Drawing on the visual language of classic pearl jewellery, the design subtly disrupts this symbolism. Historically associated with femininity, purity, and passivity, pearl jewellery carries culturally embedded connotations that are deliberately subverted here through the use of reflective surfaces. The “pearls” are replaced with mirrored surfaces, transforming a traditionally passive object into one that resists visibility.

When photographed, these surfaces reflect flash back toward the camera, partially obscuring the wearer and disrupting image capture.

The piece consists of a pair of dangling earrings and a structured necklace that frames the face. Both incorporate reflective discs in place of traditional stones. The earrings are composed of circular elements suspended in articulated formations, allowing them to swing freely with the wearer.

This movement causes light to scatter unpredictably, shifting attention toward the material and away from Gillian Anderson’s face.

In contrast, the necklace sits flat against the body, forming a controlled, collar-like structure that frames the lower face and neckline.

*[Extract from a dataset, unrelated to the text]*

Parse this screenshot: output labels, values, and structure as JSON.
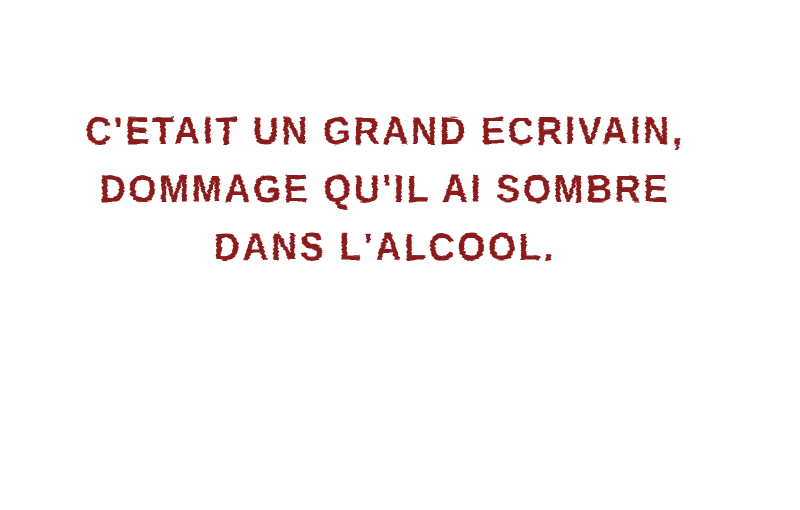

Its reflective elements are fixed in position, ensuring a consistent interaction with frontal flash.

This contrast between movement and stillness produces two modes of resistance: one dispersed and unstable, the other direct and controlled.

Inspired by Want, the work considers anonymity as a condition in which desire can exist without judgement.

It is further informed by the consent-led frameworks of Ita O'Brien, positioning visibility as something that can be actively negotiated rather than passively assumed.

The design responds to Gillian Anderson’s preference for minimal, structured silhouettes through a clean, controlled composition. While visually restrained at a distance, its conceptual intent emerges through interaction with light, aligning with her understated yet intellectually engaged public image.

By redirecting photographic flash back toward the viewer, the jewellery challenges the dynamics of looking, exposure, and power. Rather than presenting intimacy as inherently visible, the work proposes that the ability to control when and how one is seen is itself a form of agency.

In this way, the piece operates not only as adornment but as a subtle optical device - one that renegotiates visibility within a space where being seen is often assumed to be inevitable.